[systemd-devel] Default on failure dependencies

Baudouin Feildel baudouin_systemd at feildel.fr
Tue Oct 9 07:40:25 UTC 2018


6 octobre 2018 14:22 "Lennart Poettering" <lennart at poettering.net> a écrit:

> On Sa, 15.09.18 22:32, Baudouin Feildel (baudouin_systemd at feildel.fr) wrote:
> 
> (Sorry for not responding more timely, I have been travelling and am
> still catching up with all the email)

No problem, we are all busy with tons of emails those days... Thank you
for taking time to understand the need and give a complete answer.

>> Hello there,
>> 
>> Few weeks ago I opened the following issue in systemd repository:
>> https://github.com/systemd/systemd/issues/9373. Seeing no traction from
>> existing systemd developer,
> 
> Hmm, so, I figure we should have a discussion whether this really is
> desirable first, because I am not too sure about that I must say.
> 
> So far we are very conservative when it comes to options that are
> supposed to affect all units at once, as that tends to create various
> problems that are not obvious to solve. For example, if every service
> gets this kind of dep, what about the units that these deps are
> supposed to start, do you create a cyclic dep there?
> 
> Moreover, I figure the services pulled in like this are usually going
> to be late boot processes, but this means failures during early boot
> would result in a large number of queued services that need to be
> dispatched during late boot.
> 
> Moreover what happens if a service fails multiple times during early
> boot (for example because Restart= is used)? What happens with these
> failures, are the earlier ones dropped?
> 
> Also, what happens for services that fail during shutdown, would these
> also pull in new units? But if they do, then this would result in
> cyclic operations if the service to run is a regular service,
> i.e. needs all basic system stuff up: we are shutting down, but in
> order to process evreything that happened then we need to start
> services that reverse the shut down process as they require certain
> stuff to be up...
> 
> In general, there's the "philosophical incompatibility": stuff that
> is supposed to process failures in the service dependency logic,
> should probably not be part of the service dependency logic itself.

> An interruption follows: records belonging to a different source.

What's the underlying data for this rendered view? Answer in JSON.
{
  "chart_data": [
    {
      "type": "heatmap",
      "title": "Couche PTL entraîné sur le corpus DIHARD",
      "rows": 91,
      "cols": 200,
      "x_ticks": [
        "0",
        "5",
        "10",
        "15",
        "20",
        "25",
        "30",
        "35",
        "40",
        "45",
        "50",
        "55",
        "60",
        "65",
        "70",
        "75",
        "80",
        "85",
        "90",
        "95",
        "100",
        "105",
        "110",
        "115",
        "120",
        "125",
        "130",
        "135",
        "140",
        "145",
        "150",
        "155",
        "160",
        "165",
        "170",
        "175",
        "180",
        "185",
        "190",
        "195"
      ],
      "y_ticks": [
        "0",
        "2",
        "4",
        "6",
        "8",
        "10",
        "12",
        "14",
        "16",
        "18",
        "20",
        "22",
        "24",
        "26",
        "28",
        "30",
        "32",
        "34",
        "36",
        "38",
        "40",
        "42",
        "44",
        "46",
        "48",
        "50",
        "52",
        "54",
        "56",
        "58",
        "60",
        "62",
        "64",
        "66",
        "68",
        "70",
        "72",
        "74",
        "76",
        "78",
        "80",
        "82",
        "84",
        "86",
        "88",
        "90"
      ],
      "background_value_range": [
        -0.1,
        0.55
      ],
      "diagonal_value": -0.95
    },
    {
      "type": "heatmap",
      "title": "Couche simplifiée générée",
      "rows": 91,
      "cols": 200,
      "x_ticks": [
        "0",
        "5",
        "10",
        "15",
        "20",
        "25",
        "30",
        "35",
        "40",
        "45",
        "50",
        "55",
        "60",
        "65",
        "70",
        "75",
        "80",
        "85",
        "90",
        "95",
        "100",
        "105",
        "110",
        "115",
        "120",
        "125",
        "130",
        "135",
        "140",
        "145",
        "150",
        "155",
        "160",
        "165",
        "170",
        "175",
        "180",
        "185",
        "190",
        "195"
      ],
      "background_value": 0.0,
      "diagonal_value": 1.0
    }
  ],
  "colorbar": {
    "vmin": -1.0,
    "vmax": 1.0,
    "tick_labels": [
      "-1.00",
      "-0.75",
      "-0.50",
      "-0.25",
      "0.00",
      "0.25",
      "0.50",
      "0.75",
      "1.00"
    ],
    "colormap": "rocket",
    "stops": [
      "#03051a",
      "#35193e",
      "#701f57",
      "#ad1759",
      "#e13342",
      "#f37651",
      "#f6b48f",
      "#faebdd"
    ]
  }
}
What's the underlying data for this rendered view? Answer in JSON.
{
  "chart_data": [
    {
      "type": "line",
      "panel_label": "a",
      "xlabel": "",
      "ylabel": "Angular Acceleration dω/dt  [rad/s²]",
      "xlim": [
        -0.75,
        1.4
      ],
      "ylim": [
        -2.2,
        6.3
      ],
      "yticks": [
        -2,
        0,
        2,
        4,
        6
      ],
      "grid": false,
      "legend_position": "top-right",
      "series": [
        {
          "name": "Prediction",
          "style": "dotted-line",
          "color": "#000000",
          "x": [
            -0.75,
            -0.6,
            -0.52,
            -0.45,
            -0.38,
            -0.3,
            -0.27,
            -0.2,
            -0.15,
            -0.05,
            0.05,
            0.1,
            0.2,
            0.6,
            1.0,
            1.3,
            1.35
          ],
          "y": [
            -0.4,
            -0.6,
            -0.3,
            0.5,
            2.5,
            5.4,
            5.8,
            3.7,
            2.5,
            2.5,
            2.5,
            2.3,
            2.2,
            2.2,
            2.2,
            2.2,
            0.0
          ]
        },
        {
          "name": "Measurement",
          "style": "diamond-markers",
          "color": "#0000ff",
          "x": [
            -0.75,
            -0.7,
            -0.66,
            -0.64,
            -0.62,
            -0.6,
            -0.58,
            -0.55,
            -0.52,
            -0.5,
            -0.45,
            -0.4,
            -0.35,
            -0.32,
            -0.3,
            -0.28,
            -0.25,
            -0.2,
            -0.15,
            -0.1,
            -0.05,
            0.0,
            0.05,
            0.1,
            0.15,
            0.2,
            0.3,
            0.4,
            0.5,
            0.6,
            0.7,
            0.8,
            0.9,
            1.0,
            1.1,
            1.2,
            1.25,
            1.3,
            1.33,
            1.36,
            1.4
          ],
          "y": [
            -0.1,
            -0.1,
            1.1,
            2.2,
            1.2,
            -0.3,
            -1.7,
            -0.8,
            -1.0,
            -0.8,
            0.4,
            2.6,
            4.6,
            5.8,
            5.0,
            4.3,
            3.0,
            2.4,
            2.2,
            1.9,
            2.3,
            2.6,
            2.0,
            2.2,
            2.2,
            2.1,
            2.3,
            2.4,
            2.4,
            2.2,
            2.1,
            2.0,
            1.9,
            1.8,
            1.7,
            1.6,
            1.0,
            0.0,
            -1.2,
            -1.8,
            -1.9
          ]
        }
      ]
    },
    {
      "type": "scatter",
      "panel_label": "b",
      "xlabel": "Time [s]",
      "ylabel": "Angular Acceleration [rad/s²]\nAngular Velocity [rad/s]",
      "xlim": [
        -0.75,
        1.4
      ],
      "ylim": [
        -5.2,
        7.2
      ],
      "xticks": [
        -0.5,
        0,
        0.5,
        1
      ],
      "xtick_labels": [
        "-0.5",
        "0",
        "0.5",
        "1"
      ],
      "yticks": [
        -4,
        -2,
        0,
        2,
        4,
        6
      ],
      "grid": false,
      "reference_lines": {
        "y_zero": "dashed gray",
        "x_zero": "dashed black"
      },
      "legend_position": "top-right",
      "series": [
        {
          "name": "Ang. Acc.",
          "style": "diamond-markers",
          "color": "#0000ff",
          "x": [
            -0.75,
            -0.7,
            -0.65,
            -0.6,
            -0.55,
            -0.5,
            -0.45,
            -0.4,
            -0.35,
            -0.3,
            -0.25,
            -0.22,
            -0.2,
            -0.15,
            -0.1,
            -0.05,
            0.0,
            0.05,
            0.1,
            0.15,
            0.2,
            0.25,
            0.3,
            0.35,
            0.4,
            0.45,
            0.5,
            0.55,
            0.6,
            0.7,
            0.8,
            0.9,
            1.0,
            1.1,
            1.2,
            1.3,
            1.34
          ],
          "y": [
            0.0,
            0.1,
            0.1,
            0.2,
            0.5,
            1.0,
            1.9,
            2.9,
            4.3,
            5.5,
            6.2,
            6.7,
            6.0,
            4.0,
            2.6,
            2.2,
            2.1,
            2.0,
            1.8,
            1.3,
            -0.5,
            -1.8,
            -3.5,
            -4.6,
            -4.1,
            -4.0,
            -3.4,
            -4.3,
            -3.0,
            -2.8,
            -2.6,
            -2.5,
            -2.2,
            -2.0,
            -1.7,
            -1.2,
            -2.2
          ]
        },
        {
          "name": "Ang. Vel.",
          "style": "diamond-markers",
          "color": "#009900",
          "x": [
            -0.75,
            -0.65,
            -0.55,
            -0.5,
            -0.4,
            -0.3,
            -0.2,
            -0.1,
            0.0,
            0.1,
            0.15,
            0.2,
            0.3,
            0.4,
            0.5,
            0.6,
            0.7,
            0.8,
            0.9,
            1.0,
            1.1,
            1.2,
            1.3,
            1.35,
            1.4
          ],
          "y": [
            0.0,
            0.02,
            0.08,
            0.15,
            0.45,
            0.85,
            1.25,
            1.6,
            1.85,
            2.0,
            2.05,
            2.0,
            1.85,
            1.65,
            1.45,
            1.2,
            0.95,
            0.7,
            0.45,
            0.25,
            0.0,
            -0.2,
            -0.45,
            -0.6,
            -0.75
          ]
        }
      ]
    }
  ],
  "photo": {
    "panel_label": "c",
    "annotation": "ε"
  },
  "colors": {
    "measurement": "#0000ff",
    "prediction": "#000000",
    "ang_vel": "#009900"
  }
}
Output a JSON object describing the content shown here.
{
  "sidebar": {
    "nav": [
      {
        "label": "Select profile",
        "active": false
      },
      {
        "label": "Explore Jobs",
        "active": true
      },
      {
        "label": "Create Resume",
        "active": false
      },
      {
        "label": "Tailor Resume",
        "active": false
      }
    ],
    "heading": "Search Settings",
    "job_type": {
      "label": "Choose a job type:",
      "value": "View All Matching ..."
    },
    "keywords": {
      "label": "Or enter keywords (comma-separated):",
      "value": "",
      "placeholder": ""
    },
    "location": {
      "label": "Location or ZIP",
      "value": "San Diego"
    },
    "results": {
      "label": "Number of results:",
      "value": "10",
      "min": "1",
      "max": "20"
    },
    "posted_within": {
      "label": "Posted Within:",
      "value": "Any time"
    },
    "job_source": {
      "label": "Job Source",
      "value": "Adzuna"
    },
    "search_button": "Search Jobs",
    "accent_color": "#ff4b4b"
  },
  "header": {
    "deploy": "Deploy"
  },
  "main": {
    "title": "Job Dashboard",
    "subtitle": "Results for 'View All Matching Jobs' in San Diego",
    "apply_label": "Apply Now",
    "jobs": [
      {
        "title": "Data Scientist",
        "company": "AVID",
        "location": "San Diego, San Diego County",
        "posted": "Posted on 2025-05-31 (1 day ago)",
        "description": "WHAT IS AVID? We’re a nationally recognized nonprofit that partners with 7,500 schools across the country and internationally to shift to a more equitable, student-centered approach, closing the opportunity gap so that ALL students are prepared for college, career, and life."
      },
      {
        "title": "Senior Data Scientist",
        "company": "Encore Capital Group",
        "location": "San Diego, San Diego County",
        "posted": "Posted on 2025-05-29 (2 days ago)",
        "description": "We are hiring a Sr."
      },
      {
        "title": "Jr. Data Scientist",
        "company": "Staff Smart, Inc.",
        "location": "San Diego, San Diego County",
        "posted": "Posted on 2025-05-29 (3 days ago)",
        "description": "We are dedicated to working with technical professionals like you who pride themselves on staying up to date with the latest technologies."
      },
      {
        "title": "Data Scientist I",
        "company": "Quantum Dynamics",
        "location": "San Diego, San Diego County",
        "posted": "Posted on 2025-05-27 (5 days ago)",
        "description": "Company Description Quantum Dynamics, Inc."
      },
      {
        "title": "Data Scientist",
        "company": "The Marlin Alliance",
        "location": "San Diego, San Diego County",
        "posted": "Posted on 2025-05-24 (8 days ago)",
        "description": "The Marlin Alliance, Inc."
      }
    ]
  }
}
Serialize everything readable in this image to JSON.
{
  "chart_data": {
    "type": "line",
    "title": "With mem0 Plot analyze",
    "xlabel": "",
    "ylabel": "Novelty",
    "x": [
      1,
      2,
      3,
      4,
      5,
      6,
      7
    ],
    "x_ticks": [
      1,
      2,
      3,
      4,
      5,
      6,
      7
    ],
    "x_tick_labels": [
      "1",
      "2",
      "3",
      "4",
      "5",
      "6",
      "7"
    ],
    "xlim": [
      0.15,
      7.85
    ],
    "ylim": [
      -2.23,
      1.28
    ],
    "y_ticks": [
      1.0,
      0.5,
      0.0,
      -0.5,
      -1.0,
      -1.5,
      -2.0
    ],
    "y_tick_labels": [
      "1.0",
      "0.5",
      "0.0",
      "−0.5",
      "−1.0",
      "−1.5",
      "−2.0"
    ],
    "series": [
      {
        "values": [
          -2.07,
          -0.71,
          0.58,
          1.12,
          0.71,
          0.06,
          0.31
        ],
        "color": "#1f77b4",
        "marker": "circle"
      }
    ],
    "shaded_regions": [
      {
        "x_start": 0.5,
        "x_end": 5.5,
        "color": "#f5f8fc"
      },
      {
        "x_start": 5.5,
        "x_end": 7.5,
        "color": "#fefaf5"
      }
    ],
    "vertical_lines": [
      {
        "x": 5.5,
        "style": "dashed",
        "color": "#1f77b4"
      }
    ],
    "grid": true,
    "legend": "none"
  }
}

I completely agree with your analysis, I was worried about consequences I
cannot imagine. Now you show a lot a potential trouble and I agree that
if we can find another solution to the easy service monitoring problem that
would be better.

> This all makes me wonder whether a different approach to all of this
> wouldn't be better: maybe we should just consider this a logging
> problem: let's make sure we log a recognizable log message (i.e. a
> structured journal message with a well-defined MESSAGE_ID=) whenever a
> service fails. With that in place it should be relatively easy to
> write a system service that can run during regular system uptime and
> can look in the journal for all failures, including getting live
> notifications when something happens. Moreover, this resolves the
> problems during early and late boot: the "cursor" logic of the journal
> allows such a service to know exactly which failures it already
> processed and which ones are still left, and it can process all
> failures that took place while it was not running.
> 
> Does that make sense?
> 
> Lennart
> 
> --
> Lennart Poettering, Red Hat

Your proposal make sense. I will try to have a proof of concept in November.
October is already full of work.

I was thinking about another solution, but I am not sure if we have the
tooling available in systemd for that. I was thinking that pid1 can fire 
some kind of event available to any service. Then one could write a service
and subscribe to this event. Upon reception of the event the service could
do whatever they want. Does systemd have such event system? Maybe this could
be possible over D-Bus, but is this something sustainable?